Quatrième de couverture

« À dix-sept ans, solitaire, timide et pas vraiment jolie, Carrie White vit un calvaire, victime du fanatisme religieux de sa mère et des moqueries incessantes de ses camarades de classe. Sans compter ce don, cet étrange pouvoir de déplacer les objets à distance, bien qu’elle le maîtrise encore avec difficulté… Un jour, cependant, la chance paraît lui sourire. Tommy Ross, le seul garçon qui semble la comprendre et l’aimer, l’invite au bal de printemps de l’école. Une marque d’attention qu’elle n’aurait jamais espérée, et peut-être même le signe d’un renouveau… »

« Vous étiez des gosses, dit-il, les gosses ne savent pas ce qu’ils font. Ils ne se doutent même pas que leurs réactions risquent de blesser, réellement, profondément les autres. »

Pour être honnête avec vous, au début, j’étais un peu perdu. Il n’y a pas de chapitre dans ce roman et des évènements passés se mêlent à des évènements présents. Puisqu’il n’y a pas de séparation visuelle entre chaque action, j’ai trouvé cela un peu confus.

Un exemple : on passe régulièrement de l’histoire de Carrie, à une enquête de police la concernant et dont on ignore la cause, puis au passé de sa mère. En plein milieu du récit on trouve des anecdotes sur la télékinésie, mais également des revues scientifiques. Ce qui a amené que parfois j’ignorais qui parlait, qui était le narrateur de l’histoire et à qu’elle moment on se détachait de l’histoire initiale pour passer à ces témoignages. Alors, il se pourrait aussi que je n’ai pas été très attentive au début du roman. Néanmoins, j’avais très vite compris une chose, un incident grave s’était passé, une nuit, dans une paisible ville. Et Carrie en était peut être l’instigatrice.

C’est notamment grâce des témoignages recueillis que nous, lecteurs, obtenions de plus en plus d’information sur ce qui s’est passé cette nuit-là. Je dirais même du drame qui s’est déroulé et qui implique vraisemblablement Carrie, sa mère et des élèves du lycée. Qu’a-t-elle donc fait ? Qu’a fait Carrie White ? Dans ces témoignages chacun y vas de son avis pour tenter de comprendre la psychologie des personnages. Parmi eux, il y a eu Sue Small, l’une des survivantes du drame qui tente, tant bien que mal de donner la stricte vérité sur le déroulement de ce qu’on va appeler « la catastrophe ». Elle va tenter de faire taire les différentes rumeurs et spéculations après l’incident.

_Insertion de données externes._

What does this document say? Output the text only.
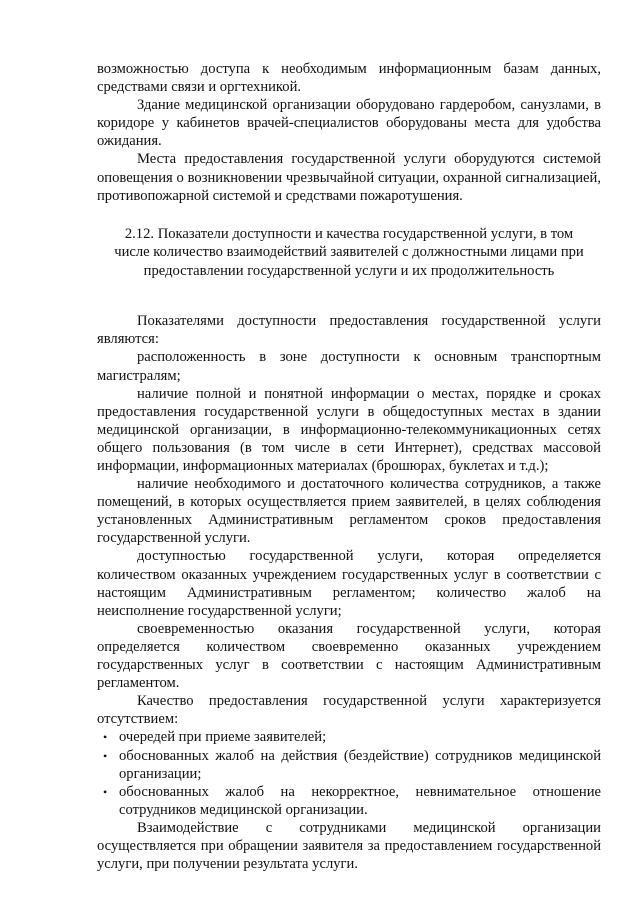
возможностью доступа к необходимым информационным базам данных, средствами связи и оргтехникой.

Здание медицинской организации оборудовано гардеробом, санузлами, в коридоре у кабинетов врачей-специалистов оборудованы места для удобства ожидания.

Места предоставления государственной услуги оборудуются системой оповещения о возникновении чрезвычайной ситуации, охранной сигнализацией, противопожарной системой и средствами пожаротушения.

2.12. Показатели доступности и качества государственной услуги, в том
числе количество взаимодействий заявителей с должностными лицами при
предоставлении государственной услуги и их продолжительность

Показателями доступности предоставления государственной услуги являются:

расположенность в зоне доступности к основным транспортным магистралям;

наличие полной и понятной информации о местах, порядке и сроках предоставления государственной услуги в общедоступных местах в здании медицинской организации, в информационно-телекоммуникационных сетях общего пользования (в том числе в сети Интернет), средствах массовой информации, информационных материалах (брошюрах, буклетах и т.д.);

наличие необходимого и достаточного количества сотрудников, а также помещений, в которых осуществляется прием заявителей, в целях соблюдения установленных Административным регламентом сроков предоставления государственной услуги.

доступностью государственной услуги, которая определяется количеством оказанных учреждением государственных услуг в соответствии с настоящим Административным регламентом; количество жалоб на неисполнение государственной услуги;

своевременностью оказания государственной услуги, которая определяется количеством своевременно оказанных учреждением государственных услуг в соответствии с настоящим Административным регламентом.

Качество предоставления государственной услуги характеризуется отсутствием:

• очередей при приеме заявителей;
• обоснованных жалоб на действия (бездействие) сотрудников медицинской организации;
• обоснованных жалоб на некорректное, невнимательное отношение сотрудников медицинской организации.

Взаимодействие с сотрудниками медицинской организации осуществляется при обращении заявителя за предоставлением государственной услуги, при получении результата услуги.
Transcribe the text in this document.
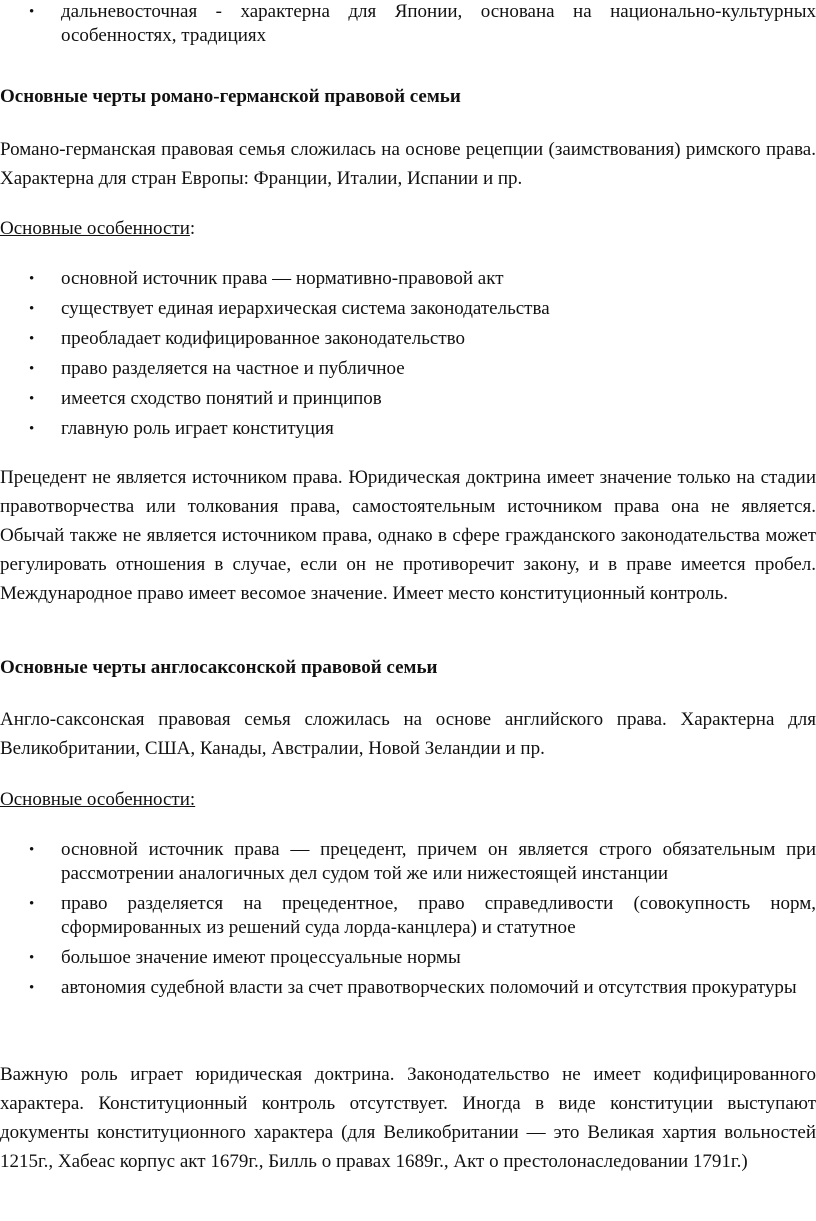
• дальневосточная - характерна для Японии, основана на национально-культурных особенностях, традициях

Основные черты романо-германской правовой семьи

Романо-германская правовая семья сложилась на основе рецепции (заимствования) римского права. Характерна для стран Европы: Франции, Италии, Испании и пр.

Основные особенности:

• основной источник права — нормативно-правовой акт
• существует единая иерархическая система законодательства
• преобладает кодифицированное законодательство
• право разделяется на частное и публичное
• имеется сходство понятий и принципов
• главную роль играет конституция

Прецедент не является источником права. Юридическая доктрина имеет значение только на стадии правотворчества или толкования права, самостоятельным источником права она не является. Обычай также не является источником права, однако в сфере гражданского законодательства может регулировать отношения в случае, если он не противоречит закону, и в праве имеется пробел. Международное право имеет весомое значение. Имеет место конституционный контроль.

Основные черты англосаксонской правовой семьи

Англо-саксонская правовая семья сложилась на основе английского права. Характерна для Великобритании, США, Канады, Австралии, Новой Зеландии и пр.

Основные особенности:

• основной источник права — прецедент, причем он является строго обязательным при рассмотрении аналогичных дел судом той же или нижестоящей инстанции
• право разделяется на прецедентное, право справедливости (совокупность норм, сформированных из решений суда лорда-канцлера) и статутное
• большое значение имеют процессуальные нормы
• автономия судебной власти за счет правотворческих поломочий и отсутствия прокуратуры

Важную роль играет юридическая доктрина. Законодательство не имеет кодифицированного характера. Конституционный контроль отсутствует. Иногда в виде конституции выступают документы конституционного характера (для Великобритании — это Великая хартия вольностей 1215г., Хабеас корпус акт 1679г., Билль о правах 1689г., Акт о престолонаследовании 1791г.)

« Carrie recula jusqu’au fond de l’un des quatre grands compartiments de la douche et, lentement, s’affala sur le sol, adossée à la cloison. De longs gémissements irrépressibles s’échappaient de ses lèvres. Ses yeux chavirés, noyés de larmes, roulaient dans les orbites, évoquant ceux d’un porc à l’abattoir. »

Carrie une solitaire

Elle n’a pas vraiment d’amis et se fait régulièrement harcelé par les élèves de son lycée. Je pense notamment à l’incident de la douche (pour ceux qui ont lu le livre ou vu les films). Cet harcèlement éreintant a éveillé en Carrie un pouvoir qui sommeillait en elle. Cependant, Sue une élève de son lycée fut la seule élève à se préoccuper d’elle. Notamment depuis un l’incident de la douche qui lui fit amèrement regretter son geste. Carrie deviendra une obsession pour elle et elle fera de son mieux pour se rattraper.

Au fil de l’histoire on finit, par comprendre l’ampleur des dégâts de cette fameuse nuit et comment Carrie s’y est prise pour en arriver là, mais on ignore toujours pourquoi.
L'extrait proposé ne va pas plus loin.